Associate Justice of the Nevada Supreme Court
- In office January 1, 2007 – August 12, 2016
- Preceded by: Nancy A. Becker
- Succeeded by: Lidia S. Stiglich

Personal details
- Born: Detroit, Michigan, U.S.
- Education: Wayne State University (BS, JD)

= Nancy Saitta =

American lawyer and judge

Nancy M. Saitta is an American attorney and jurist who served as an associate justice of the Supreme Court of Nevada from 2007 to 2016.

==Early life and education==
Saitta was born in Detroit. She earned a Bachelor of Science degree from Wayne State University and a Juris Doctor from the Wayne State University Law School.

==Career==
She began her judicial career in 1996, when she was appointed to a seat on Las Vegas Municipal Court. Two years later, she was elected to the District Court bench.
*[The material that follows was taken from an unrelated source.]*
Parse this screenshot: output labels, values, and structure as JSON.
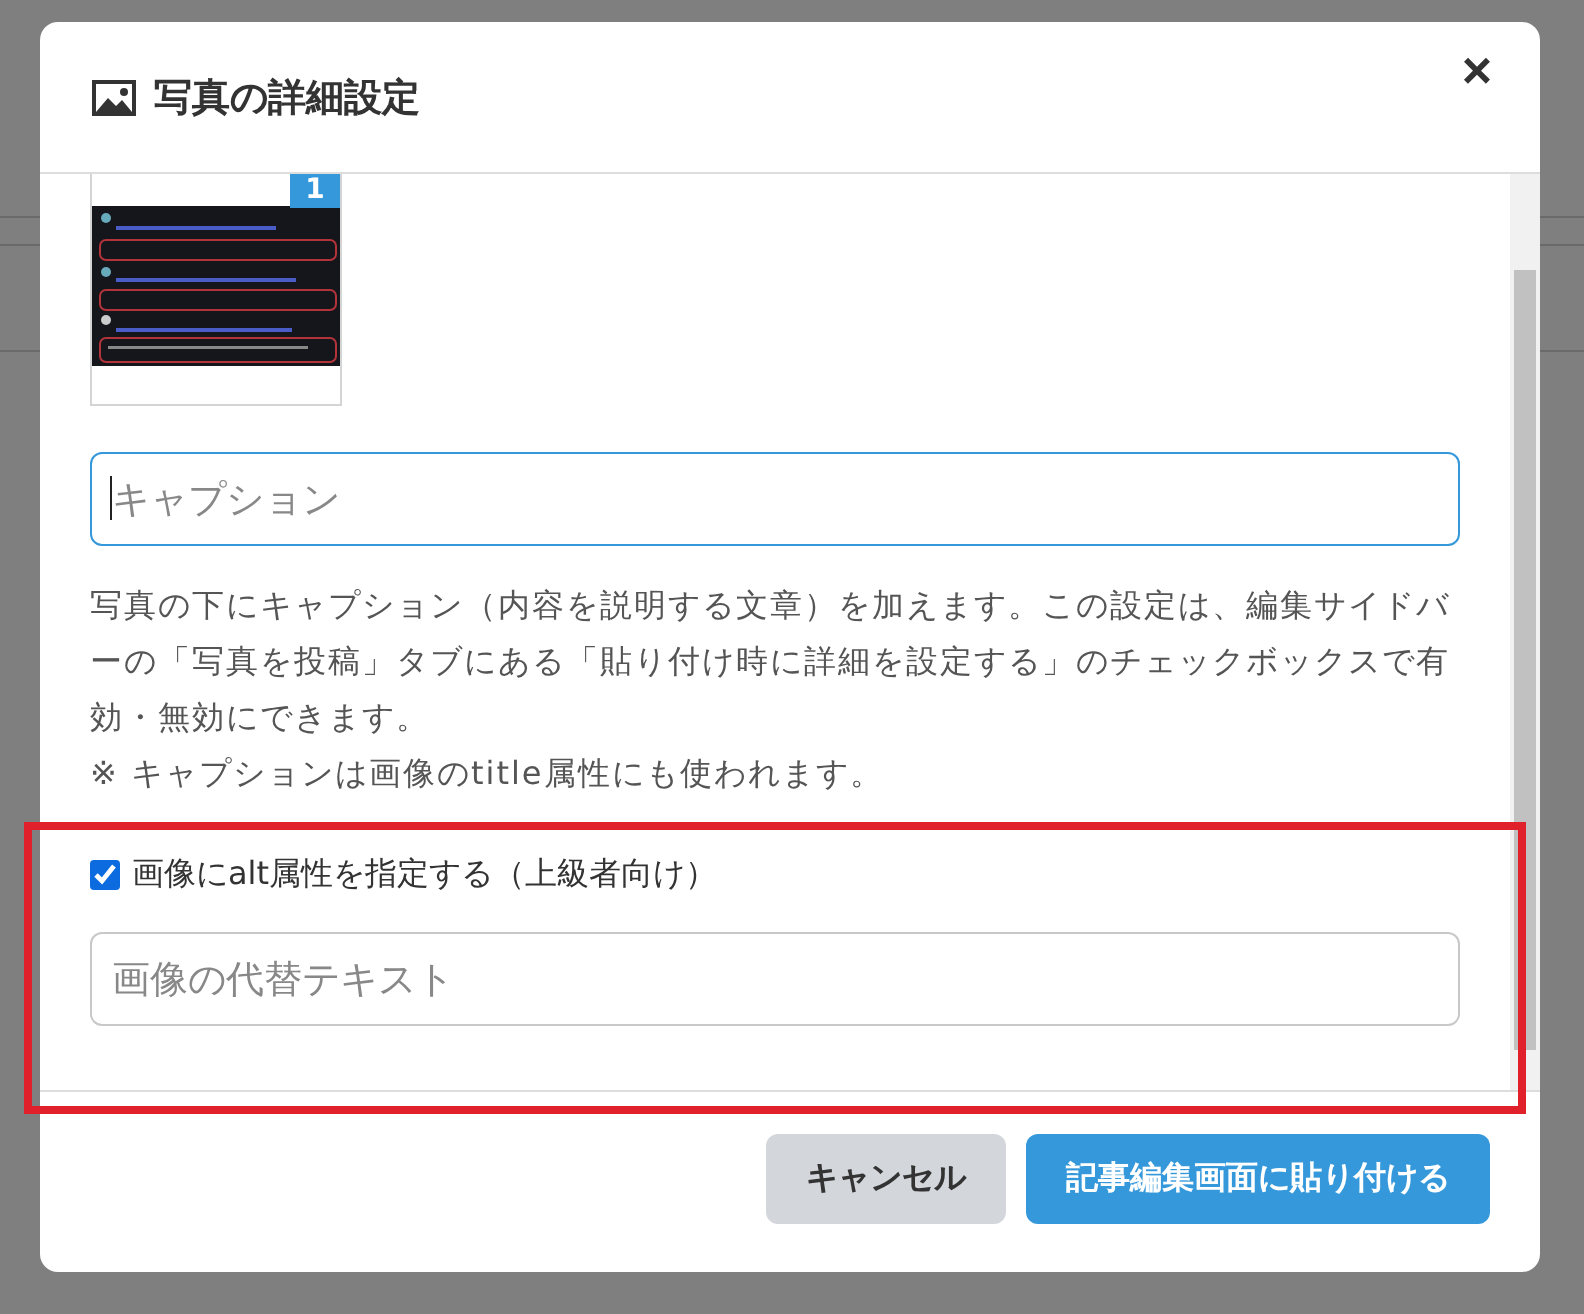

As district judge, she created the Complex Litigation Division.

She was first elected to the Nevada Supreme Court in 2006 and was reelected in 2012. After serving 10 years on the Nevada Supreme Court, Saitta announced her retirement in an official letter to then-Governor Brian Sandoval, effective August 8, 2016. Justice Saitta regularly says that she had no greater honor as she served the people of Nevada.